Alyson Behr - December 20, 2018

IBM’s acquisition of Red Hat: business (booming) as usual for SaaS


Public cloud Software as a Service (SaaS) revenue worldwide is forecast to top $87B in 2019 and reach $117B in 2021, according to Gartner Research. It’s expected to reach 45 percent of the total application software spending by 2021. According to Sid Nag, research director at Gartner, “In many areas, SaaS has become the preferred delivery model. Now SaaS users are increasingly demanding more purpose-built offerings engineered to deliver specific business outcomes.”

IBM’s recent $34 billion cash acquisition of Red Hat, the leading open source software and cloud services company, and leading cloud service operating system provider, will likely be a good thing for the multi-cloud sector including SaaS.

Here to stay

In the enterprise, SaaS coexists in a multi-cloud environment. Separate clouds are needed for serving services (SaaS), infrastructure (IaaS), and applications development (PaaS). IBM's publicly stated view is that multi-cloud is indeed a real thing, that major enterprises it works with use multiple cloud setups in parallel, meaning fully private, fully public, and various hybrids. According to IBM execs public messaging, their clients want to be able to run what they want to run, access the data they want to access, govern that data, and whatever else; wherever it is.

In turn, Red Hat’s role in the software-defined telecommunications industry for developing cloud-native open networks has been central. Multiple clouds and heterogeneous telecommunication networks are key to the business growth models of the IT/Communications industry moving forward thanks to enabling technologies like 5G, edge computing, IoT, and analytics. A new class of players has figured out how to make the best of multi-cloud resources, separately and together, to generate new services and revenues, so this will accelerate the trend.

IBM Senior Vice President of Hybrid Cloud Arvind Krishna and Red Hat Executive Vice President and President of Products and Technologies Paul Cormier said in a recent webcast that Red Hat's existing partnerships with other cloud providers and its open source development projects like Red Hat Enterprise Linux and the OpenStack cloud computing platform will press on.

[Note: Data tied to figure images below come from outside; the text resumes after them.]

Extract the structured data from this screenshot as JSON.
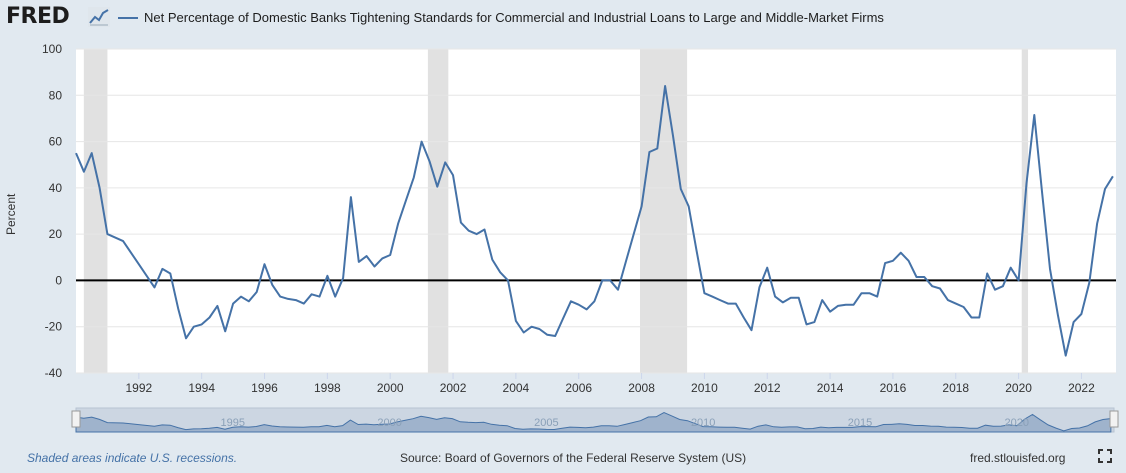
{
  "header": {
    "logo_text": "FRED",
    "logo_icon": "trend-line-icon",
    "legend_label": "Net Percentage of Domestic Banks Tightening Standards for Commercial and Industrial Loans to Large and Middle-Market Firms"
  },
  "footer": {
    "note": "Shaded areas indicate U.S. recessions.",
    "source": "Source: Board of Governors of the Federal Reserve System (US)",
    "url": "fred.stlouisfed.org",
    "fullscreen_icon": "fullscreen-icon"
  },
  "colors": {
    "series": "#4572a7",
    "recession": "#e1e1e1",
    "plot_bg": "#ffffff",
    "page_bg": "#e1e9f0",
    "zero_line": "#000000"
  },
  "navigator_ticks": [
    "1995",
    "2000",
    "2005",
    "2010",
    "2015",
    "2020"
  ],
  "chart_data": {
    "type": "line",
    "title": "Net Percentage of Domestic Banks Tightening Standards for Commercial and Industrial Loans to Large and Middle-Market Firms",
    "ylabel": "Percent",
    "xlabel": "",
    "ylim": [
      -40,
      100
    ],
    "xlim": [
      1990.0,
      2023.1
    ],
    "yticks": [
      -40,
      -20,
      0,
      20,
      40,
      60,
      80,
      100
    ],
    "xticks": [
      "1992",
      "1994",
      "1996",
      "1998",
      "2000",
      "2002",
      "2004",
      "2006",
      "2008",
      "2010",
      "2012",
      "2014",
      "2016",
      "2018",
      "2020",
      "2022"
    ],
    "grid": true,
    "recessions": [
      [
        1990.25,
        1991.0
      ],
      [
        2001.2,
        2001.85
      ],
      [
        2007.95,
        2009.45
      ],
      [
        2020.1,
        2020.3
      ]
    ],
    "series": [
      {
        "name": "Net Percentage of Domestic Banks Tightening Standards for Commercial and Industrial Loans to Large and Middle-Market Firms",
        "x": [
          1990.0,
          1990.25,
          1990.5,
          1990.75,
          1991.0,
          1991.5,
          1992.0,
          1992.5,
          1992.75,
          1993.0,
          1993.25,
          1993.5,
          1993.75,
          1994.0,
          1994.25,
          1994.5,
          1994.75,
          1995.0,
          1995.25,
          1995.5,
          1995.75,
          1996.0,
          1996.25,
          1996.5,
          1996.75,
          1997.0,
          1997.25,
          1997.5,
          1997.75,
          1998.0,
          1998.25,
          1998.5,
          1998.75,
          1999.0,
          1999.25,
          1999.5,
          1999.75,
          2000.0,
          2000.25,
          2000.5,
          2000.75,
          2001.0,
          2001.25,
          2001.5,
          2001.75,
          2002.0,
          2002.25,
          2002.5,
          2002.75,
          2003.0,
          2003.25,
          2003.5,
          2003.75,
          2004.0,
          2004.25,
          2004.5,
          2004.75,
          2005.0,
          2005.25,
          2005.5,
          2005.75,
          2006.0,
          2006.25,
          2006.5,
          2006.75,
          2007.0,
          2007.25,
          2007.5,
          2007.75,
          2008.0,
          2008.25,
          2008.5,
          2008.75,
          2009.0,
          2009.25,
          2009.5,
          2009.75,
          2010.0,
          2010.25,
          2010.5,
          2010.75,
          2011.0,
          2011.25,
          2011.5,
          2011.75,
          2012.0,
          2012.25,
          2012.5,
          2012.75,
          2013.0,
          2013.25,
          2013.5,
          2013.75,
          2014.0,
          2014.25,
          2014.5,
          2014.75,
          2015.0,
          2015.25,
          2015.5,
          2015.75,
          2016.0,
          2016.25,
          2016.5,
          2016.75,
          2017.0,
          2017.25,
          2017.5,
          2017.75,
          2018.0,
          2018.25,
          2018.5,
          2018.75,
          2019.0,
          2019.25,
          2019.5,
          2019.75,
          2020.0,
          2020.25,
          2020.5,
          2020.75,
          2021.0,
          2021.25,
          2021.5,
          2021.75,
          2022.0,
          2022.25,
          2022.5,
          2022.75,
          2023.0
        ],
        "values": [
          55,
          47,
          55,
          40,
          20,
          17,
          7,
          -3,
          5,
          3,
          -12,
          -25,
          -20,
          -19,
          -16,
          -11,
          -22,
          -10,
          -7,
          -9,
          -5,
          7,
          -2,
          -7,
          -8,
          -8.5,
          -10,
          -6,
          -7,
          2,
          -7,
          1,
          36,
          8,
          10.5,
          6,
          9.5,
          11,
          24.5,
          34.5,
          44.5,
          60,
          51.5,
          40.5,
          51,
          45.5,
          25,
          21.5,
          20,
          22,
          9,
          3.5,
          0,
          -17.5,
          -22.5,
          -20,
          -21,
          -23.5,
          -24,
          -16.5,
          -9,
          -10.5,
          -12.5,
          -9,
          0,
          0,
          -4,
          8,
          20,
          32,
          55.5,
          57,
          84,
          62.5,
          39.5,
          32,
          13,
          -5.5,
          -7,
          -8.5,
          -10,
          -10,
          -16,
          -21.5,
          -3,
          5.5,
          -7,
          -9.5,
          -7.5,
          -7.5,
          -19,
          -18,
          -8.5,
          -13.5,
          -11,
          -10.5,
          -10.5,
          -5.5,
          -5.5,
          -7,
          7.5,
          8.5,
          12,
          8.5,
          1.5,
          1.5,
          -2.5,
          -3.5,
          -8.5,
          -10,
          -11.5,
          -16,
          -16,
          3,
          -4,
          -2.5,
          5.5,
          0,
          42,
          71.5,
          37.5,
          5,
          -15,
          -32.5,
          -18,
          -14.5,
          -1,
          24.5,
          39.5,
          45
        ]
      }
    ]
  }
}
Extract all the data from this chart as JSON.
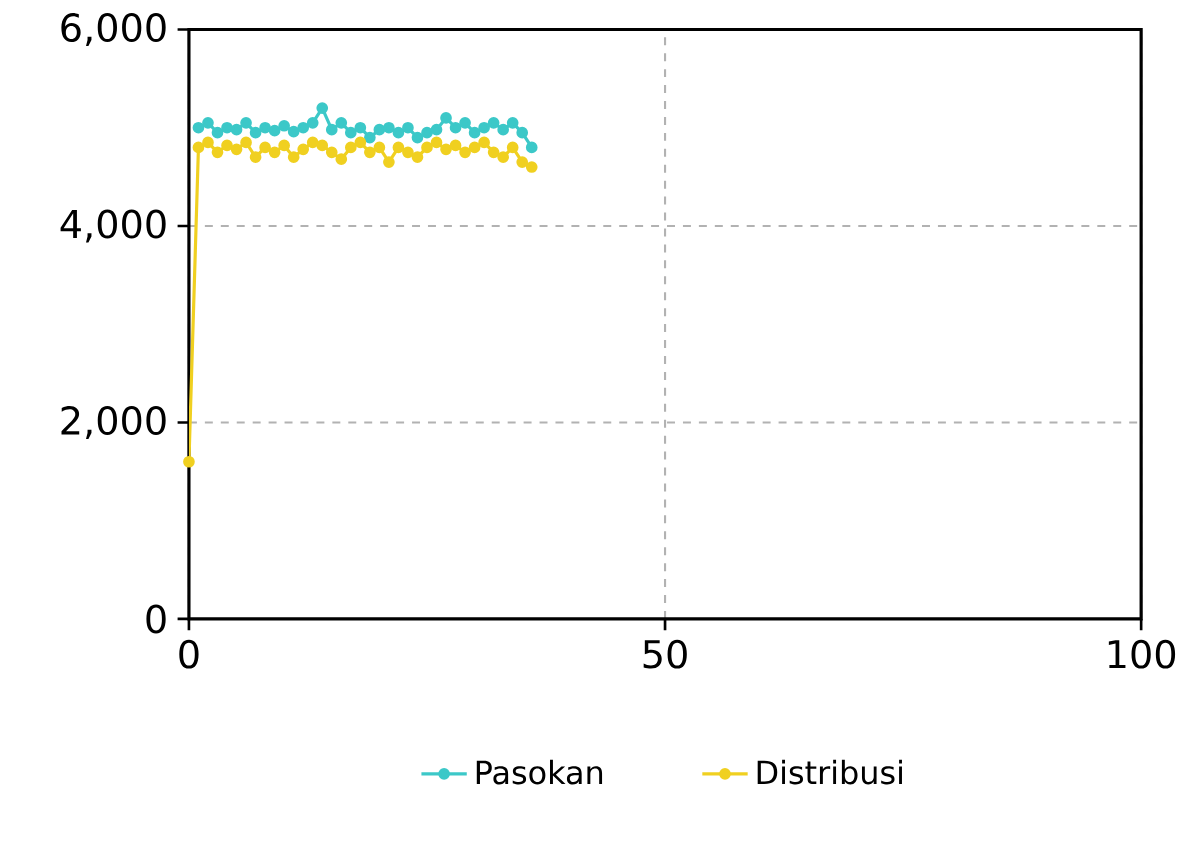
{
  "chart_data": {
    "type": "line",
    "xlim": [
      0,
      100
    ],
    "ylim": [
      0,
      6000
    ],
    "xticks": [
      0,
      50,
      100
    ],
    "yticks": [
      0,
      {
        "value": 2000,
        "label": "2,000"
      },
      {
        "value": 4000,
        "label": "4,000"
      },
      {
        "value": 6000,
        "label": "6,000"
      }
    ],
    "grid": true,
    "legend": "bottom",
    "marker": "circle",
    "series": [
      {
        "name": "Pasokan",
        "color": "#3cc8c8",
        "x": [
          1,
          2,
          3,
          4,
          5,
          6,
          7,
          8,
          9,
          10,
          11,
          12,
          13,
          14,
          15,
          16,
          17,
          18,
          19,
          20,
          21,
          22,
          23,
          24,
          25,
          26,
          27,
          28,
          29,
          30,
          31,
          32,
          33,
          34,
          35,
          36
        ],
        "values": [
          5000,
          5050,
          4950,
          5000,
          4980,
          5050,
          4950,
          5000,
          4970,
          5020,
          4960,
          5000,
          5050,
          5200,
          4980,
          5050,
          4950,
          5000,
          4900,
          4980,
          5000,
          4950,
          5000,
          4900,
          4950,
          4980,
          5100,
          5000,
          5050,
          4950,
          5000,
          5050,
          4980,
          5050,
          4950,
          4800
        ]
      },
      {
        "name": "Distribusi",
        "color": "#f0d020",
        "x": [
          0,
          1,
          2,
          3,
          4,
          5,
          6,
          7,
          8,
          9,
          10,
          11,
          12,
          13,
          14,
          15,
          16,
          17,
          18,
          19,
          20,
          21,
          22,
          23,
          24,
          25,
          26,
          27,
          28,
          29,
          30,
          31,
          32,
          33,
          34,
          35,
          36
        ],
        "values": [
          1600,
          4800,
          4850,
          4750,
          4820,
          4780,
          4850,
          4700,
          4800,
          4750,
          4820,
          4700,
          4780,
          4850,
          4820,
          4750,
          4680,
          4800,
          4850,
          4750,
          4800,
          4650,
          4800,
          4750,
          4700,
          4800,
          4850,
          4780,
          4820,
          4750,
          4800,
          4850,
          4750,
          4700,
          4800,
          4650,
          4600
        ]
      }
    ]
  }
}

Krishna said that IBM would continue its partnerships with other Linux distributions as well. Moving forward, IBM intends to maintain a “business as usual” posture which suggests analysts growth statistics for SaaS will remain intact for the future.

What’s in it for IBM and Red Hat

IBM and Red Hat have been longtime friends, porting Red Hat Enterprise Linux (RHEL) to IBM’s mainframe platforms. According to Krishna, RHEL is the top operating system on IBM's z System mainframes, due mainly from customer demand to run services RHEL supports in a mainframe environment.

Red Hat's culture has shifted away from being a commodity Linux distribution toward IBM's corporate culture. Cormier said, “We're not an open source company. We’re an enterprise software company with an open source development model. Red Hat's secret sauce is we've put those two things together.” For Red Hat, going forward, its acquisition is going to be about increasing reach. Cormier forecasts the company will scale at greater speed, not just from a Kubernetes perspective, but with the RHEL base as well.

For IBM, last month’s acquisition is about growing IBM's business in the cloud based on its position as the open source and open standards vendor as opposed to proprietary vendors like Microsoft or Amazon and others.

The logic is there, however, according to a KPMG study, "83% of all mergers and acquisitions (M&As) failed to produce any benefit for the shareholders and over half actually destroyed value.” KPMG interviewed over 100 senior executives involved in 700 deals over a two-year period that showed the major cause for failure are the people and cultural differences. These more intangible issues may be difficult to overcome given the differences that exist between these two particular entities. But for now, this remains to be seen and it appears October’s deal will be a win/win for everyone.